Kaizen: The Japanese business philosophy taking root in Kenyan firms
By Wainaina Wambu | May 9th 2021
Hanged on a wall at the reception of BOC Kenya headquarters in Industrial Area is a striking whiteboard titled in red ‘Kaizen quote.’
Written on it, is the day’s offering: “Remember, it isn’t the dreamers who have good lives - it’s the doers.”
At Kenya’s oldest gas firm founded in 1940, Kaizen – a Japanese business philosophy dealing with processes that continuously improve operations and rope in all employees – is deeply rooted. “It is the reason we have turned around. I can’t imagine how companies run without Kaizen and the tools,” BOC Kenya Managing Director Marion Mwangi tells Worklife.
Ms Mwangi, who describes herself as a turnaround chief executive and Kaizen expert, says she has applied the principle ever since learning about its concepts ten years ago while at Unga Ltd. “One of the things I feel most proud about is Kaizen. I feel that the face of BOC Kenya changed when we implemented Kaizen in 2018,” she adds.
But what is Kaizen? How has it been crucial to the success of firms such as Toyota, Ford Motor Company and Nestlé? And what can Kenyan companies learn? Kaizen is a Japanese principle referring to “change for the better” or “continuous improvement.”
It involves the making of small changes across a given period to create improvements within a firm. The key aims of the philosophy include quality control, prompt meeting of targets, standardised work and the use of efficient equipment.
This is achieved by following the five basic traditional Japanese ideas of Kaizen that include teamwork, personal discipline, boosted morale, quality and suggestions for improvement. “There are many Kaizen tools that can ensure a business is improving continually. When a company is not working on improvement projects they are declining,” said Mwangi.
She adds that at BOC Kenya, they started with the base of Kaizen which comprises 5S -sort, set in order, shine, standardise, and sustain.
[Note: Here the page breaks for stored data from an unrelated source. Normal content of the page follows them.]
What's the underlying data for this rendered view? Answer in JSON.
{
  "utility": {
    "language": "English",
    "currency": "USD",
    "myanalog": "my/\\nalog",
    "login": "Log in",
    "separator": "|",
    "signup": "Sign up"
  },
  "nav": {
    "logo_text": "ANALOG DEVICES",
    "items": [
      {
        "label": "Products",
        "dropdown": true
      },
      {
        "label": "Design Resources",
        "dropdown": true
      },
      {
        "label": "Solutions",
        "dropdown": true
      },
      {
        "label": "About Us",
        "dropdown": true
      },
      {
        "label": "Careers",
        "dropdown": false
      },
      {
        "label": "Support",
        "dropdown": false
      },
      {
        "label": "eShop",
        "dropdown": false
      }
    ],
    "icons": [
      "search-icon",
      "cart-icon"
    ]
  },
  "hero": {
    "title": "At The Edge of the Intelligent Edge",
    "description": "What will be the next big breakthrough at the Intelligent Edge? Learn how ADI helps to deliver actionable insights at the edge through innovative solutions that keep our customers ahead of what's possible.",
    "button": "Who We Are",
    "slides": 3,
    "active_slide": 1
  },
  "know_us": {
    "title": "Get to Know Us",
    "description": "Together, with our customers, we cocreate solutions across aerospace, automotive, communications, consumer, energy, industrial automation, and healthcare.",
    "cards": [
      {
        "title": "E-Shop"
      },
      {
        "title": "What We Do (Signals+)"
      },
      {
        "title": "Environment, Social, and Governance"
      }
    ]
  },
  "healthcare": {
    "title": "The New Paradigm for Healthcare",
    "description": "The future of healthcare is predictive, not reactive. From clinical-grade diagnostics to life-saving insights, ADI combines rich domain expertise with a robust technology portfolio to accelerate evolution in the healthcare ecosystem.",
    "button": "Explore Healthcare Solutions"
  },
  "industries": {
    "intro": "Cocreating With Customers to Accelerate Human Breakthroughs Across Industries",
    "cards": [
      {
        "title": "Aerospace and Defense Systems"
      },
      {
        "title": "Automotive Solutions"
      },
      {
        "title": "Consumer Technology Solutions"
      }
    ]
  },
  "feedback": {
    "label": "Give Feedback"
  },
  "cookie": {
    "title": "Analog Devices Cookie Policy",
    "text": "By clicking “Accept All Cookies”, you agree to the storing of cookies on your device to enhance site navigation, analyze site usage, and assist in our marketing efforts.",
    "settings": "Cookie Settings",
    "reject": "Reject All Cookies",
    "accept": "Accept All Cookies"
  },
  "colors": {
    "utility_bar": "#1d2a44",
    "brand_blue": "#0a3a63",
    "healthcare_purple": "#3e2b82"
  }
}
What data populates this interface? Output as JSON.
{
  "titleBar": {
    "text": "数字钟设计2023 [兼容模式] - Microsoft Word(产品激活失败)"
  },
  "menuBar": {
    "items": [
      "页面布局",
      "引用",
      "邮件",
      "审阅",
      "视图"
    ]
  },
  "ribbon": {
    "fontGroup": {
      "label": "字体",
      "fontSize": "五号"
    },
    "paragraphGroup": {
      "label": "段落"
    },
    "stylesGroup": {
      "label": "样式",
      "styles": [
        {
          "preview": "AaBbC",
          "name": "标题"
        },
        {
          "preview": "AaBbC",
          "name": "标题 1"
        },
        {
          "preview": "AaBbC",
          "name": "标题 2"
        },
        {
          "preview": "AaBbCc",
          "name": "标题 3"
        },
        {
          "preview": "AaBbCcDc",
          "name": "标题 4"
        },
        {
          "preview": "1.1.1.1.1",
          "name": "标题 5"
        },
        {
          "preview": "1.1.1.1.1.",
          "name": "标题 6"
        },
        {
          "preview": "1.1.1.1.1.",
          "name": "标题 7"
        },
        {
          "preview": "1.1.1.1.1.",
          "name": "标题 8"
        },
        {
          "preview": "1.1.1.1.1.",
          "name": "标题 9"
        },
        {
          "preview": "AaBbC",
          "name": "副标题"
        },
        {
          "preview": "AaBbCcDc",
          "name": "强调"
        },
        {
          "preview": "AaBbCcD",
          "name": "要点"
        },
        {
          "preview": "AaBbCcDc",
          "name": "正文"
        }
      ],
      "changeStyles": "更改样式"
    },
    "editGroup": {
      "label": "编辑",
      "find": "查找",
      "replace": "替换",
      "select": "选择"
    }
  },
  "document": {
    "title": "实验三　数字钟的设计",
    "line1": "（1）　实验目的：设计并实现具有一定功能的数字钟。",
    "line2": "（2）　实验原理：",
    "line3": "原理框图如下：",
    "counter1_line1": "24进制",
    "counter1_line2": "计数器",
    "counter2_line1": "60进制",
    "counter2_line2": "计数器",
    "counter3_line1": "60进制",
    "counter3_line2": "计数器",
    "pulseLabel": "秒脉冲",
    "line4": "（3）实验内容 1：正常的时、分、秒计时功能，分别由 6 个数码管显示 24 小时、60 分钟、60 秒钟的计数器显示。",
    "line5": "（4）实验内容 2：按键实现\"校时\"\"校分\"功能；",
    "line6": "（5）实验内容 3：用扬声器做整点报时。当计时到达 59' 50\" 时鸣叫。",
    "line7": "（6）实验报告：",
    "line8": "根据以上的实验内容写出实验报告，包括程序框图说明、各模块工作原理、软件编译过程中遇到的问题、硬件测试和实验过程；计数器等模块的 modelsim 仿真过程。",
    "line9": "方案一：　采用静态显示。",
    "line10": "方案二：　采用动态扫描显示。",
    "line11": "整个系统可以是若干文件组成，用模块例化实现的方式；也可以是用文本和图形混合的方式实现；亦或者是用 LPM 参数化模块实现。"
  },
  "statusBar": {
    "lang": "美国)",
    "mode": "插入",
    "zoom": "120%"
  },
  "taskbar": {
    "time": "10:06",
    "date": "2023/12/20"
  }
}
The firm upgraded this further to 6S adding safety, which she says is a crucial foundation for housekeeping and entrenching a principle of small group work.
“Many benefits arise within small groups including enhanced teamwork, identification of opportunities for improvement and employee engagement which increases the way colleagues enjoy their work,” she said. Toyota is one of the Japanese global manufacturing giants that efficiently uses Kaizen in its production system.
It encourages and empowers everyone to identify even small changes and how they can be made to benefit the business, their team or their individual performance.
An important part of Kaizen is visual management. Track progress in high traffic areas of the plant and recognize colleagues who are moving forward. Mwangi said they implemented total preventive maintenance tools which include autonomous maintenances that give machine operators ownership of the equipment they are running.
This, she notes reduces calling central engineering for routine maintenance. They also have total flow management tools which have driven efficiencies and great ways of managing cross-functional projects. Kansai Plascon Kenya Customer Service Manager Noela Fafali told Worklife that embracing Kaizen has seen improvements in productivity and helped measure key performance indicators better.
She notes this is crucial for global and local businesses to prevent stagnation. “Philosophies like Kaizen really help the businesses benchmark where they are, set a standard of where they want to be and the journey of how they want to get there and this doesn’t happen once,” she observed
Four years ago, Japanese paint and coatings giant manufacturer Kansai Paint acquired Sadolin Paints East Africa in a deal north of $100 million (Sh10.8 billion).
This birthed Kansai Plascon Kenya Ltd seeking a slice of the lucrative paints business across East Africa dominated by firms such as the listed Crown Paints and Basco Paints Ltd.
Ms Fafali notes that acquisition by a global giant led change in productivity style which has seen the adoption of Kaizen to their manufacturing. She says this has seen their production capacity hit an average of 850,000 litres monthly. She notes that competitors might have good product offering and bespoke services such as colour centres but they haven’t “ticked” every competitive market advantage. “We know where certain gaps are, be it in colour schemes or customer service and we can leverage our strengths,” she said.
According to Ms Fafali, the adoption of the Kaizen concept will improve Kenya’s manufacturing sector - bringing in better employment, skills and revenues. Mwangi, who joined BOC Kenya in 2018 is now part of the only five female chief executives in the 62 NSE listed firms. She also worked as Country Director of Cadbury Kenya and East Africa Ltd and as General Manager at Unga Ltd.
She said that Kaizen has staff set goals including the cleaners, adding that employee engagement has improved. “I’d like to think that I’m an accessible managing director and have solved complex problems,” she said.